Not only AI systems, theories of brain function also commonly assume deep architectures. Predictive coding (PC) is a major theory of brain function according to which the brain is constantly generating and updating internal models of the environment. PC models also predominantly assume deep hierarchical architectures.
In a recent publication in the scientific journal Nature Reviews Neuroscience, researchers of the University of Amsterdam and the University of Tartu (Estonia) question this currently-dominant assumption; they instead highlight underrepresented neuroanatomical evidence and propose a groundbreaking new theory—the shallow brain hypothesis—that challenges prevailing assumptions in DL and PC, and scrutinizes the commonly held belief that neural inference operates exclusively through hierarchical structures.
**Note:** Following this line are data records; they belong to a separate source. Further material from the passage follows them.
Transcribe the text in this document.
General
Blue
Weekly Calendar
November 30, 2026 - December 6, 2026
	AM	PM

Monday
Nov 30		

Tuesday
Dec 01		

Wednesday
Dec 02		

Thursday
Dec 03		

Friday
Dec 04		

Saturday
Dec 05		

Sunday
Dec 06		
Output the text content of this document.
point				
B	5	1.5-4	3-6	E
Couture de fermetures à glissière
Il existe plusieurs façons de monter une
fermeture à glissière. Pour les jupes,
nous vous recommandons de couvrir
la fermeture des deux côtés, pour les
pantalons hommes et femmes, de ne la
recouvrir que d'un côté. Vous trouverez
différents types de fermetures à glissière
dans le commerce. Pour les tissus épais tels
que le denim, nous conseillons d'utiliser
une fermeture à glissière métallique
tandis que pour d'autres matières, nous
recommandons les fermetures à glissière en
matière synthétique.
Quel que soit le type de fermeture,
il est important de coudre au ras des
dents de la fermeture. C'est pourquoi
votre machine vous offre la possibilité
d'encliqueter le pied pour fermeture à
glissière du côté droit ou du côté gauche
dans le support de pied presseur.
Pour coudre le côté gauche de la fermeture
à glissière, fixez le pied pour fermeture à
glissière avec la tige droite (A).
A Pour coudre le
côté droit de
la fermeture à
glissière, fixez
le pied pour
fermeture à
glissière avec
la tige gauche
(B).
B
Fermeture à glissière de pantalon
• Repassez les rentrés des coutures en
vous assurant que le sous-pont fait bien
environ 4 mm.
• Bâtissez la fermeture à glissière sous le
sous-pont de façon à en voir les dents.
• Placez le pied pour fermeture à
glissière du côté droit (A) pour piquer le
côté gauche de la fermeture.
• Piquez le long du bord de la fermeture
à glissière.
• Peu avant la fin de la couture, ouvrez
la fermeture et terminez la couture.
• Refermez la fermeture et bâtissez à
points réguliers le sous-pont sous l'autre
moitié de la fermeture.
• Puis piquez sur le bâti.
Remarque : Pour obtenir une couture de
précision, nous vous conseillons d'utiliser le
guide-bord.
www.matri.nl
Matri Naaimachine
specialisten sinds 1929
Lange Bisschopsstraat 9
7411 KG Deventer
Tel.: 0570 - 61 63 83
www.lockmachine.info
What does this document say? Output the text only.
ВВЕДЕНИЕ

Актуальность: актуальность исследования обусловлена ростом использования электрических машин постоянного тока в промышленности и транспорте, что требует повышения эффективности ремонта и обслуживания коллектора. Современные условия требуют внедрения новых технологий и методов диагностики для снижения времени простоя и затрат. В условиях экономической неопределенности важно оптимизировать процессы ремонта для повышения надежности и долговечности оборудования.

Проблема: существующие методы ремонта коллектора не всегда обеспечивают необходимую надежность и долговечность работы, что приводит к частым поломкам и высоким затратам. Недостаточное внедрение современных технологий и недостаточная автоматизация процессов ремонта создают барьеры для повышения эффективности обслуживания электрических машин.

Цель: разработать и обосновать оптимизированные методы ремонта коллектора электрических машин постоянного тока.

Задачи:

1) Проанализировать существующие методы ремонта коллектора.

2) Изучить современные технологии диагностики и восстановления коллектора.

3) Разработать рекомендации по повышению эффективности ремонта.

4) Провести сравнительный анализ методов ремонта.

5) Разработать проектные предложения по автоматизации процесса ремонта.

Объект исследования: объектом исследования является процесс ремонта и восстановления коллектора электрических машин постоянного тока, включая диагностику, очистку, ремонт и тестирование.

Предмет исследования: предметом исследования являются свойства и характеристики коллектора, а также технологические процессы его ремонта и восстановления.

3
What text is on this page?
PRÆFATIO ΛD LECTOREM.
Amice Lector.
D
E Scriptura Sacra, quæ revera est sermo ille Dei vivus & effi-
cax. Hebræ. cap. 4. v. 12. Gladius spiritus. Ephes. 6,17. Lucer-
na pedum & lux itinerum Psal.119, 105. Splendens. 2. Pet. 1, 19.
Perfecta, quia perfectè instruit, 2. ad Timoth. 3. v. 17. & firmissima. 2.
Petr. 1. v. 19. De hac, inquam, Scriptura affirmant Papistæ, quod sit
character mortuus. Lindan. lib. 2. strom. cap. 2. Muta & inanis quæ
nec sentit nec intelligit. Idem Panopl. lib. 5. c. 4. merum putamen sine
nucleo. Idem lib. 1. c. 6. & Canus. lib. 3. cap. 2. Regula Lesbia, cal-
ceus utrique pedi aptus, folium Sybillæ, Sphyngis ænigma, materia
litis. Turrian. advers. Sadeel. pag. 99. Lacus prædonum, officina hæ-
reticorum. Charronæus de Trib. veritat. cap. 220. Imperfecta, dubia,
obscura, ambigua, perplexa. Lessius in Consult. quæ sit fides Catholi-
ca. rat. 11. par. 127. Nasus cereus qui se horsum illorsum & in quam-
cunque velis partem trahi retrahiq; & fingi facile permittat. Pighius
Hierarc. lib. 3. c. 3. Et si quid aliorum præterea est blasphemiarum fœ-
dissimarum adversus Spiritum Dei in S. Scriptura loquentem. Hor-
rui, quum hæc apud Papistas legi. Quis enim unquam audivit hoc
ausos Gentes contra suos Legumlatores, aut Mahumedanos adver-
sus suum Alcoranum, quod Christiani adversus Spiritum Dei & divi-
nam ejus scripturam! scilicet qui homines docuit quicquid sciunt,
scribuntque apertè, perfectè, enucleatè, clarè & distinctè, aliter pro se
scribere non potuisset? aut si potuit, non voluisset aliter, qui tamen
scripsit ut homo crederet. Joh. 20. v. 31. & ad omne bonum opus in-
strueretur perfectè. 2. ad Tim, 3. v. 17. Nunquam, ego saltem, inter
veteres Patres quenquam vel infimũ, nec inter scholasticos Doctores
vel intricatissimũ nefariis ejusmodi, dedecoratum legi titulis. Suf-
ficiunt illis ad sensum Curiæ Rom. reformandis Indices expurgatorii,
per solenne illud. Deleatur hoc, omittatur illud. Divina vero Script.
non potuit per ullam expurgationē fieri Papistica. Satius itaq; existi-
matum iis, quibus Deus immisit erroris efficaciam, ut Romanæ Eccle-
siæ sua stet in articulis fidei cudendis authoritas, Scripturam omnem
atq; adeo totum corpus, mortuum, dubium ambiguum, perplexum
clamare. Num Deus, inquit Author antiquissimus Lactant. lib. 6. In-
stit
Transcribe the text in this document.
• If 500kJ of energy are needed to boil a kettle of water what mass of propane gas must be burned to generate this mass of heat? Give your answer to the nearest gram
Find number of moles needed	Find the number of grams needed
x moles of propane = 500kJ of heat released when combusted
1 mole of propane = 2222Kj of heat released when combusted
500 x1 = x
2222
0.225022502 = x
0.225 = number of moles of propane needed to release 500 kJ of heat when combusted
According to this new theory, the brain has a shallow architecture that is elegantly interwoven with the conventional hierarchy of cortical areas. Consequently, shallow, fast parallel computations and deep, slow hierarchical computations coexist in the brain without interfering with each other. They can even reinforce each other by providing shortcuts to decisions that would otherwise take too long. This theory may inspire AI research to look for new directions.
Suzuki, M., Pennartz, C.M.A. & Aru, J. How deep is the brain? The shallow brain hypothesis. Nat. Rev. Neurosci. (2023).